Mark Anderson on pseudotachylite in central Spain
Following on the "sierras" theme, Mark Anderson led a four day “Sierras on a Shoestring” trip to the Sierra de Guadarrama north-west of Madrid and the “volcano” trips in Almeria in 1998 (Bill Gasgarth), 2000, 2005 and 2010 (me) also included the “sierras” element  of the Betic basement besides the Cabo de Gata volcanics. 
Exploring caves in gypsum karst in Almeria
As well as the "shoestring" trips, Jan also managed to organise trips to the UAE (nothing alliterative there .... camels on a shoestring perhaps? ;) ... and anyway it wasn't quite as "shoestring" as some, though we did get a good bargain for a group meal in Buraimi one night by a strategically judicious pause before saying yes!), and also to Brittany, Ireland, and Languedoc plus two President's trips to Andalucia in 2015 and 2016. Many of these trips, unlike the Canary Islands, involved half-a-dozen or more different hotels, hostels etc. all more work for the organiser, not to mention Jan's pet hate, arriving at a new hotel and trying to get the rooms sorted out with 20 or 30 people hot on her heels, trying to "help" her sort the room sharing out! There were a few interesting moments, like the time in the Pyrenees where we had to explain "yes, 9 men and 9 women, but we need 8 twin rooms and two singles, not 9 doubles, because they aren't couples!" Our Spanish wasn't up to much in those days so we ended up drawing pictures of stick men and women in beds!!! Another time despite telling the hotel firmly that we needed twin rooms, we arrived to find they were all furnished with double beds! "But they can share?" said the receptionist. Oh no they can't, we said and somehow they found enough extra beds!
The 20th anniversary trip to Fuerteventura in December 2017. 
We've had several lost passport, lost wallet, and lost phone incidents, we've had bags pinched from locked vehicles, and on a memorable occasion we were "ashed" when that volcano in Iceland erupted on our final day - no flights home and people with jobs to get back to who had to make a mad dash up to the north coast of Spain for a ferry instead of taking advantage of the accommodation being free and available until the flights started up again.
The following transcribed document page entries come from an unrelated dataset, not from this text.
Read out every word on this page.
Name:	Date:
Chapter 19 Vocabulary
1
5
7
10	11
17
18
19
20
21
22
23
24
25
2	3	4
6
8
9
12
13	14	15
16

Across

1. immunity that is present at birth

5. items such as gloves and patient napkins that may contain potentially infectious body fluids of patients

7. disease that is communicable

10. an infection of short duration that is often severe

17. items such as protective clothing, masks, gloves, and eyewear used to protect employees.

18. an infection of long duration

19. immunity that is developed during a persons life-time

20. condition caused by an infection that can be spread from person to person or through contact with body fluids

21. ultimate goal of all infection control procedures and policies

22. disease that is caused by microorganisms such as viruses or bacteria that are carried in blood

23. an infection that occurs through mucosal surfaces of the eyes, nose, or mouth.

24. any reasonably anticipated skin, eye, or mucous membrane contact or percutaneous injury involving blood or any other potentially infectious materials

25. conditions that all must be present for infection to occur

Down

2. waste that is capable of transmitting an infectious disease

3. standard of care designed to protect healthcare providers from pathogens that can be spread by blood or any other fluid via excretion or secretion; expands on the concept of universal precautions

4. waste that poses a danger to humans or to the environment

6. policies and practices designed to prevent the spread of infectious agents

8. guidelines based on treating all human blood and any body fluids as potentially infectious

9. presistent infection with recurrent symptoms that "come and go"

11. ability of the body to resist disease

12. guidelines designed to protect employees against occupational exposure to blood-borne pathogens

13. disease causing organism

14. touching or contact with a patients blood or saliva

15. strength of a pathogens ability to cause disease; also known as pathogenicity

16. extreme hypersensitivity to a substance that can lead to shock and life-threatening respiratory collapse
Despite all the fun and games over the years, when we had a "10 year reunion" in 2007 we realised when we sent out invites that over 250 people had been on trips with us. At 20 years, there must be double that - and some keep on coming back again and again: an amazing record of helping people to see geology in some stunning places! Well done Jan - you are obviously doing something right! "What was that you just said?" "What about going back to Almeria again?" ... watch this space!